Better to sink into oblivion than to witness what was coming.
TRICKSTER CREATES THE WORLD
It was dark when he opened his eyes, and it was only by the soft whisper of a gentle breeze upon his dry pupils that the skald knew himself to be alive at all.
Upon achieving the awareness of his eyes, the veteran warrior began to concentrate on his breath, the first thing he had been taught when he was welcomed into the ranks of the Einherjar special forces. He focused on filling his lungs with air and expelling it slowly and with measured care. Soon he could feel the rising energy in his body, and he methodically tightened and relaxed his muscle groups one at a time.
It was not long until the skald's body crackled with kinetic potential, his fighting form warmed and limber, ready for anything. The entire process had taken less than a minute, but for him, it was nearly twice the time. He could not place himself in context to this lightless place, nor could he clearly imagine who he was in specific. That he was a warrior he recalled, a mighty operator in the service of the All-Father's army.
The skald attempted to rise from what he realized was a prone po
sition, and became aware that he was naked and bound tightly. His chiseled form was pressed against a cold stone surface only marginally warmed by his flesh. He swallowed down the panic that suddenly threatened to overwhelm him, and intentionally lowered his heart rate as he rapidly regained control of himself. The skald strained against the bonds, less to break them and more to investigate them, taking note of the tightness and tensile quality of the bindings.
It was rope, but not the synthetic webbing material used by the Einherjar, more a crude length of woven fibers. It was the kind of rope that had not seen use in centuries, perhaps longer on the central planets. The machines that created such ropes no longer existed, and the craftsmen who wove them by hand were gone by a millennium.
As he moved carefully against the bindings the familiar scent of a woman enticed his senses.
Light from a torch soon illuminated what he saw was a small cave, and a beautiful woman came around a rough stone corner holding the torch aloft. Her long hair was tied behind her head to reveal a deep neckline, and as the flickering light danced across the ragged walls, her full lips seemed to glow. Upon seeing her, the skald's mind was flooded with memories of her, even if the fur mantle and simple spun dress she wore gave the impression of a costume rather than the modern clothing he recalled.
Ariana was her name, and she had been his wife.

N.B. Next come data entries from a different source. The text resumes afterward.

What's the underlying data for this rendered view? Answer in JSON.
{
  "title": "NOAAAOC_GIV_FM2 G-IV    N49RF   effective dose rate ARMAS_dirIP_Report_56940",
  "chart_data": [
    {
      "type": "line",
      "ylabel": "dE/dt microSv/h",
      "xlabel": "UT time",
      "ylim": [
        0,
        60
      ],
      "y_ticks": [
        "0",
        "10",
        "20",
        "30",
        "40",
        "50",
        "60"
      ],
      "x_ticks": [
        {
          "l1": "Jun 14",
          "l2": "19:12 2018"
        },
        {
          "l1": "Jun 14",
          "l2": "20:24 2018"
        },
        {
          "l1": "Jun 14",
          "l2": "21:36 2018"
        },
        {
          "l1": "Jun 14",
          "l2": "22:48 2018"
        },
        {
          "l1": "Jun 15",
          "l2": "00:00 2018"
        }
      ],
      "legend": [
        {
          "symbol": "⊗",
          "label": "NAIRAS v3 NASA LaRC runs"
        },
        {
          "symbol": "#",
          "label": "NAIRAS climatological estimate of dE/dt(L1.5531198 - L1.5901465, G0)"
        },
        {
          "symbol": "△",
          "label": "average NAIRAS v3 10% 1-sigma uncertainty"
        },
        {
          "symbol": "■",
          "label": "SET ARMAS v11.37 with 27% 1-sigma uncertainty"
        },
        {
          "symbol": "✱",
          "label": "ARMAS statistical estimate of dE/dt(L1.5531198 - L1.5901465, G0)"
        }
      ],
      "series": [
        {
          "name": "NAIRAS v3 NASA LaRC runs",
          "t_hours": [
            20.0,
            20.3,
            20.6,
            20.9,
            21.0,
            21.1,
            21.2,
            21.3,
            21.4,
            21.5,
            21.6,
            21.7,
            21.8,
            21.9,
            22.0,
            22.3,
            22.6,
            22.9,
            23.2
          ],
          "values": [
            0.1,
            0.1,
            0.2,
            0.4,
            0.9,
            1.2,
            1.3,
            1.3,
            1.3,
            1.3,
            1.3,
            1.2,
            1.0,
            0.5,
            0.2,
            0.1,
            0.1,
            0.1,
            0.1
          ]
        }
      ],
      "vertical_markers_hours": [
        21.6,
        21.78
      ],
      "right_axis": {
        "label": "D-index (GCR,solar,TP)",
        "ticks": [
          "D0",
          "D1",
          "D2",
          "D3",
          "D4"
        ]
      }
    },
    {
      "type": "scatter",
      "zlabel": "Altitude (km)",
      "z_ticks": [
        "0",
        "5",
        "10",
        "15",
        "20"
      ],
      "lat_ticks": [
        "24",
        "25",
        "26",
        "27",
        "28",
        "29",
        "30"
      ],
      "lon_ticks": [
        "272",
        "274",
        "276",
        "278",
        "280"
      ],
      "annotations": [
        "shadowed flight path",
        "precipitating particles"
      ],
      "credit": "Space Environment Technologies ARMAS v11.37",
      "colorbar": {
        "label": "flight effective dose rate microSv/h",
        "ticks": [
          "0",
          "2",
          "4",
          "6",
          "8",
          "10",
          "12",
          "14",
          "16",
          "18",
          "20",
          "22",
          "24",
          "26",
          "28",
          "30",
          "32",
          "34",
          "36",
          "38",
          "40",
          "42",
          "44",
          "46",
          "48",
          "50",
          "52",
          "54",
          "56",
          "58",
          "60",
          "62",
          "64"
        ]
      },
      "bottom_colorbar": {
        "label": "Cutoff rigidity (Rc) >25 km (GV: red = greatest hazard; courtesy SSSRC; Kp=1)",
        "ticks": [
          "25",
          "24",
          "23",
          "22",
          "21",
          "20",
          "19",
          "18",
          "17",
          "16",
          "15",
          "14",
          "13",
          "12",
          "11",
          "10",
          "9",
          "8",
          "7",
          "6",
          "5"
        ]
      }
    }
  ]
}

His own name was lost in the darkness, yet the knowledge of her was sharp in his mind. Those memories stabbed at his heart, and he began to wonder with grim suspicion that this was some manner of hallucination or dream. Ariana had died during the grueling first years of the invasion, like the lost loves of a great many Einherjar, her body ground into so much raw organic matter upon the battlefields of Tarsis Prime.
The garm consumed all organic material available to them to keep the swarm active and effective. Every garm organism the Einherjar faced, after so many years of war, was no doubt in part comprised of the flesh of humanity just as much as it was the flora and fauna of any conquered plant. He wept as he watched her walk barefoot down a small and well-worn path from the mouth of the cave to the stone slab he'd been tied upon.